When talking with homeowners preparing a property for rental, I commonly encounter the question of whether to allow pets or not.  Most homeowners recognize the potential for problems that come with pets.  Animals are hard on a property, pure and simple.  Why would a landlord permit a renter to have a pet or pets in a home that is meant to be an investment, a home that the homeowner wants to preserve in good condition? 

While it may seem like a no-brainer, anyone in the business can tell you that there is a major upside to allowing pets.  Around 70% of potential renters actually own a pet.  By not allowing or accepting pets, the pool of potential tenants will shrink by 70%.  That is a big drop.  Consequently, renting out a property that does not allow pets, on average, will take longer and go for less than if pets were OK. 

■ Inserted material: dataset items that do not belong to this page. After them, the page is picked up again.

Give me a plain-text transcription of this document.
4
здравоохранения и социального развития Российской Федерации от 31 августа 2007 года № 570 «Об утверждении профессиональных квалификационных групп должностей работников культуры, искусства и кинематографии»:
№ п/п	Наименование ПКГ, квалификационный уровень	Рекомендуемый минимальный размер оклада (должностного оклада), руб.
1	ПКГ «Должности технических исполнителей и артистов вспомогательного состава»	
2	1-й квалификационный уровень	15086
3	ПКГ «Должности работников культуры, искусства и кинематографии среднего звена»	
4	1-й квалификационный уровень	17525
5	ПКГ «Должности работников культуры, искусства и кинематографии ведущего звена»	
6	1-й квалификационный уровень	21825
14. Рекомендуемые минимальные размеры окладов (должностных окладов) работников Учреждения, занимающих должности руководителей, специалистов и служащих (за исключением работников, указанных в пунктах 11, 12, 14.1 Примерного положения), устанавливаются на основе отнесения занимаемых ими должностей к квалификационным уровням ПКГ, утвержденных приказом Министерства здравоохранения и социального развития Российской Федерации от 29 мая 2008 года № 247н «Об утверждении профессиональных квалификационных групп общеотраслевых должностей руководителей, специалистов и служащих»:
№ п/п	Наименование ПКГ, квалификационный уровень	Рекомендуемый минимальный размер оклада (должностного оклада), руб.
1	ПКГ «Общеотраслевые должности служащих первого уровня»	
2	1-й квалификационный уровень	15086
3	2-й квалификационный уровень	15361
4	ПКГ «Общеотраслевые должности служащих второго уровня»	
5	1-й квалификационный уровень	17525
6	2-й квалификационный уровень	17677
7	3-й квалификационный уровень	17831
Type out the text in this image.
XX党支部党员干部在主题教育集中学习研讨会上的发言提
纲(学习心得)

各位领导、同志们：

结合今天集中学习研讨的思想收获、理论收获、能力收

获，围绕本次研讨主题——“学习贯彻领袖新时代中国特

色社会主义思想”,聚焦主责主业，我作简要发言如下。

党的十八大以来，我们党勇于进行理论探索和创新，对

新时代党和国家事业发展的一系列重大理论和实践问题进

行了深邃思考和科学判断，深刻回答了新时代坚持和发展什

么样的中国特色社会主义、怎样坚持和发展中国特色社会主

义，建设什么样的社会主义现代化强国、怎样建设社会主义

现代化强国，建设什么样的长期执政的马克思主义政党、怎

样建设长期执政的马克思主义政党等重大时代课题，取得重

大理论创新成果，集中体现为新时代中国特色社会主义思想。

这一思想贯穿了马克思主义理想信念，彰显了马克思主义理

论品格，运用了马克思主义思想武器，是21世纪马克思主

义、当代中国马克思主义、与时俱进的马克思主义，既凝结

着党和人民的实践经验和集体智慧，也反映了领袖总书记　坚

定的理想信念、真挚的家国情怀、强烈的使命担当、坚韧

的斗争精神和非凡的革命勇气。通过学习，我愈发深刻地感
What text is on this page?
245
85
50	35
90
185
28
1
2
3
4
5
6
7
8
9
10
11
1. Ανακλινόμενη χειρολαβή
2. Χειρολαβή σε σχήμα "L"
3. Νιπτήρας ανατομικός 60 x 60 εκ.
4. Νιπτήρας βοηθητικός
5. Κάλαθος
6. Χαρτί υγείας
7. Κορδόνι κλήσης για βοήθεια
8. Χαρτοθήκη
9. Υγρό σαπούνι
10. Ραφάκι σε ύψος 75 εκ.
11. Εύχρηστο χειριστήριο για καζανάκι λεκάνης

The tradeoff, of course, is the expense of cleaning up a property after a messy pet or pet owner.  Soiled carpets, hair, scratched floors, odors, wall damage, chewed doors, pitted lawns, and pet waste are but a few examples of the many problems that can come with animals in the home or on the premises.  Is it worth it?

One way to help mitigate the potential cost of cleaning up after an animal is to charge a hefty pet fee or pet rent.  A pet fee is a one-time fee that is paid by the tenant when entering into a lease.  Pet rent is a recurring expense that is added to the monthly rent.  Either option is a good way to hedge against a messy pet and at least help in compensating for problems.  It’s also important to remember that the tenant is responsible for any damage that may be caused by his or her animal.  A property manager or homeowner can and should bill the tenant for such damages. 

While these measures help in paying for potential pet damage and wear and tear, the choice remains:  Pets or no pets?  The answer is:  It depends.  If you’re still on the fence, another route to take is to list on the application or vacancy advertisement that pets are conditional upon approval.  That way you can take a good, hard look at the potential tenant and their animal(s) and decide, based on your pre-established criteria, if they are the right fit for you and your property.